Wary of overdependence on overseas suppliers, the South Korean government is investing heavily in increasing the resilience of its public procurement process.

The South Korean government announced last month plans to establish a commission to oversee and coordinate plans to make the country’s procurement process more resilient. This announcement comes on the back of concerns over the vulnerability of South Korea’s “critical industrial” supply chains.

A state-backed fund expected to exceed 5 trillion won ($3.79 billion) is being set up to “secure stockpiles of critical supplies and support investment in relevant businesses and facilities”, with a long-term goal of divesting Korean industries from overdependence on procuring materials from single country suppliers.

Specifically, urea (like ammonium phosphate used in fertiliser manufacturing) and graphite (used in the production of batteries for electric vehicles) are both considered critical materials for Korean industrial activities, and supplies of both originate almost exclusively from China.

An Editorial published in the Korea Times noted that a recent export restriction of urea product shipments from China has caused a spree of panic buying. “What matters is that China accounts for 95 percent of Korea’s ammonium phosphate imports.
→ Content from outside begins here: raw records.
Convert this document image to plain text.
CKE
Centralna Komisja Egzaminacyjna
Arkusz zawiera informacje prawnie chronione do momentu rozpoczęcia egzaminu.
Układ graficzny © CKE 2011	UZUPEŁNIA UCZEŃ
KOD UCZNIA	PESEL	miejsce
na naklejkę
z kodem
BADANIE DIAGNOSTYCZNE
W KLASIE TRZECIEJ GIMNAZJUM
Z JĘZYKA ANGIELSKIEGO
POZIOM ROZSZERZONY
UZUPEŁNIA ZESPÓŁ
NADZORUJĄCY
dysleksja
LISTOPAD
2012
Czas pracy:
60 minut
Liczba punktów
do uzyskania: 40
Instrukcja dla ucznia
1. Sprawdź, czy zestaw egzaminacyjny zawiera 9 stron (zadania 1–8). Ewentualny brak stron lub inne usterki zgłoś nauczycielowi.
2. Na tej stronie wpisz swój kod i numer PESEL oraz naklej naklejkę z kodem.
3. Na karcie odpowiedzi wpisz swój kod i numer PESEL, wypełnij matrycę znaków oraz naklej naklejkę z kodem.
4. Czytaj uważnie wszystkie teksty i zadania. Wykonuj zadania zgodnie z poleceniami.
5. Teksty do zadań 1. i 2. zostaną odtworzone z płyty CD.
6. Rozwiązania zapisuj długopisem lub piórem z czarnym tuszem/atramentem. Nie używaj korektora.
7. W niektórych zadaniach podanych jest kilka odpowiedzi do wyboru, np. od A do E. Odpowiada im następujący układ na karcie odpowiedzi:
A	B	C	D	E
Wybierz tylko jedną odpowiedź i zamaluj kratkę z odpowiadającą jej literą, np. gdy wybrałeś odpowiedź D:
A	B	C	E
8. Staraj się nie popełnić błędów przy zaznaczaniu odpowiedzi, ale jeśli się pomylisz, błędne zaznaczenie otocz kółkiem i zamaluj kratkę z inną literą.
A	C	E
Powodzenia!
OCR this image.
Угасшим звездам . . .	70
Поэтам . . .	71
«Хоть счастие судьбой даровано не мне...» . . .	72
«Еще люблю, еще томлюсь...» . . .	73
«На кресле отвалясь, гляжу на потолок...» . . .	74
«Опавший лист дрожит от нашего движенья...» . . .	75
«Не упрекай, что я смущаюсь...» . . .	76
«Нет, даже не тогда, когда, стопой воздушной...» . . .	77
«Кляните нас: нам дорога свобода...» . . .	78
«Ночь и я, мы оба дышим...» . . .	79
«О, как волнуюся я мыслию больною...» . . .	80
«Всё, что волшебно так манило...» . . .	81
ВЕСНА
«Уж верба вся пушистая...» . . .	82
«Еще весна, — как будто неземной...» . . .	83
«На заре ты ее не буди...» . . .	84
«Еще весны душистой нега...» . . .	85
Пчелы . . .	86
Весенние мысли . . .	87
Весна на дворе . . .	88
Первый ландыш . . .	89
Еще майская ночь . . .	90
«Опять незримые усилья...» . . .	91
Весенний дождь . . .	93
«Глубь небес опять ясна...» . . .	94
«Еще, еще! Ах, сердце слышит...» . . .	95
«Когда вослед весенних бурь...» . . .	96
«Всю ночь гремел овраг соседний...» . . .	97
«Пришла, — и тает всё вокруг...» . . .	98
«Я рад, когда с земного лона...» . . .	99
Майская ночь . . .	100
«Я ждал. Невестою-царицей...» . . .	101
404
Desperate to cope with a growing sense of crisis especially among farmers and relevant industries, the [Korean] government came up with a package of measures designed to secure key materials on a stable basis.”

The government will procure a reserve of 12,000 tonnes of urea in order to create a 130 day buffer to safeguard against future disruptions.  

The way ahead

At a meeting of the new commission on Monday, Korean Finance Minister Choo Kyung-ho commented that “Recently, supply chain risk factors for items directly related to core industries and people’s livelihoods—such as urea, diammonium phosphate and graphite—are increasing,” suggesting that devising a national procurement strategy less reliant on Chinese exports would be essential, given the fraught economic and political histories between the countries. 

Moving forward, the commission said it would designate materials and items for intensive monitoring, selected from among 200 options identified as being of critical importance and potentially vulnerable to supply chain disruption by a government study conducted in 2021. Magnesium, tungsten, neodymium and lithium hydroxide were included in the previous listing. In addition to urea products, the Korean government is expected to increase its stocks of graphite, 90% of which comes from China.